Leymah Gbowee, le terrain d’abord
C’est justement au cours de ce long conflit que s’est illustrée Leymah Gbowee, l’autre lauréate libérienne du prix Nobel de la paix 2011. « Red », telle qu’on l’a surnommée dans son enfance pour son teint clair, est une femme de terrain, loin des sommets politiques que tutoie sa compatriote. Une autre façon de s’attaquer aux maux de son pays. Par le bas. Elle s’occupa notamment de ces enfants-soldats que les généraux de tous bords enrôlaient de force pour les envoyer au feu, drogués et fanatisés. Terre à terre Leymah Gbowee ? A des moments, c’est certain. Comme lorsqu’à la tête de son mouvement Women of Liberia Mass Action for Peace (Action de masse des femmes du Liberia pour la paix), elle organisa en 2003 la « grève du sexe » pour forcer Charles Taylor à associer celles-ci aux négociations.
Une arme redoutable en forme de pied de nez à la perception machiste du rôle de la femme qui sera reprise dans plusieurs pays, comme au Kenya. Leymah Gbowee ajoute également toute une symbolique religieuse à son action : pas de combat sans prière, elle exhorte les femmes de son pays à se tourner vers Dieu pour faire avancer la paix.
Tawakkol Karman, médiatiser pour révolutionner
La religion est également l’affaire de Tawakkol Karman. Membre du parti d’opposition islamiste al-Islah, cette journaliste de 32 ans, originaire de la province de Taëz (sud-ouest du Yémen) est aussi la première femme arabe à se voir décerner le prestigieux prix. Pour être sûr de la trouver, il faut se rendre à Sanaa, la capitale, où elle a sa tente, place du Changement, le sanctuaire des opposants au régime du roi Abdallah Saleh.

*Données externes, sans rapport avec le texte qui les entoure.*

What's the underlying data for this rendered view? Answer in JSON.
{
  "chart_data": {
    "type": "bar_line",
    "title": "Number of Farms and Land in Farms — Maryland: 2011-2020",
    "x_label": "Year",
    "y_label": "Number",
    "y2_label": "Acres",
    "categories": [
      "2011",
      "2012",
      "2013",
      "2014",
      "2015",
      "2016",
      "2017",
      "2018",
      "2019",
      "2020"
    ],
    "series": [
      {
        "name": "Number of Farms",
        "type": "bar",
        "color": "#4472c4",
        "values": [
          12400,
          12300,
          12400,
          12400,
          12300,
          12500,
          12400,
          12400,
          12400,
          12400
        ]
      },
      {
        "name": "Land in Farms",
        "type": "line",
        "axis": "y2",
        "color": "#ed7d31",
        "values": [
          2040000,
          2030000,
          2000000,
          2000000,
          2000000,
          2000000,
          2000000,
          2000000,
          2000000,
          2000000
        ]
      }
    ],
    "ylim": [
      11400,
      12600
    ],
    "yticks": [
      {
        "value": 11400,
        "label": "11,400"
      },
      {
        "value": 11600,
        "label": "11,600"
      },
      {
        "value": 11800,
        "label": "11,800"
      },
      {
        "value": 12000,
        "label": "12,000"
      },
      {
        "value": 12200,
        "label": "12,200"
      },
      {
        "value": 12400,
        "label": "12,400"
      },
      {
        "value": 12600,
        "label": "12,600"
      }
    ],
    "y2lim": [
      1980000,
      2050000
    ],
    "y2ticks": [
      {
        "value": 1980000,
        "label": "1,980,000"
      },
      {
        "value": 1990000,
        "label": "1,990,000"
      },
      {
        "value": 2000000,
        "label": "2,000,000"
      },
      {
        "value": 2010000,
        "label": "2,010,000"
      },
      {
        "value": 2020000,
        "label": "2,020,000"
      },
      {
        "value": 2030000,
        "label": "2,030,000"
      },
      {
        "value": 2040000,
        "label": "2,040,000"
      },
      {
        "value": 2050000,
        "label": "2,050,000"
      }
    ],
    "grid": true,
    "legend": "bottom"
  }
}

En mars dernier, elle s’y est installée pour fuir la pression des autorités à son domicile. Et si le soulèvement populaire a laissé place à une sanglante guerre tribale, elle n’a jamais cessé d’entretenir la flamme de la contestation, appelant par SMS ses compatriotes à toujours plus de résistance. Pasionaria des médias, elle avait créé, en 2005, « Femmes journalistes sans chaînes » pour défendre la liberté d’expression. Et fut l’une des premières à sentir, en janvier, que le vent des révoltes tunisienne et égyptienne irait jusqu’à toucher la pointe de la péninsule arabique. Ce prix Nobel de la paix est d’abord pour elle une « victoire pour la révolution ».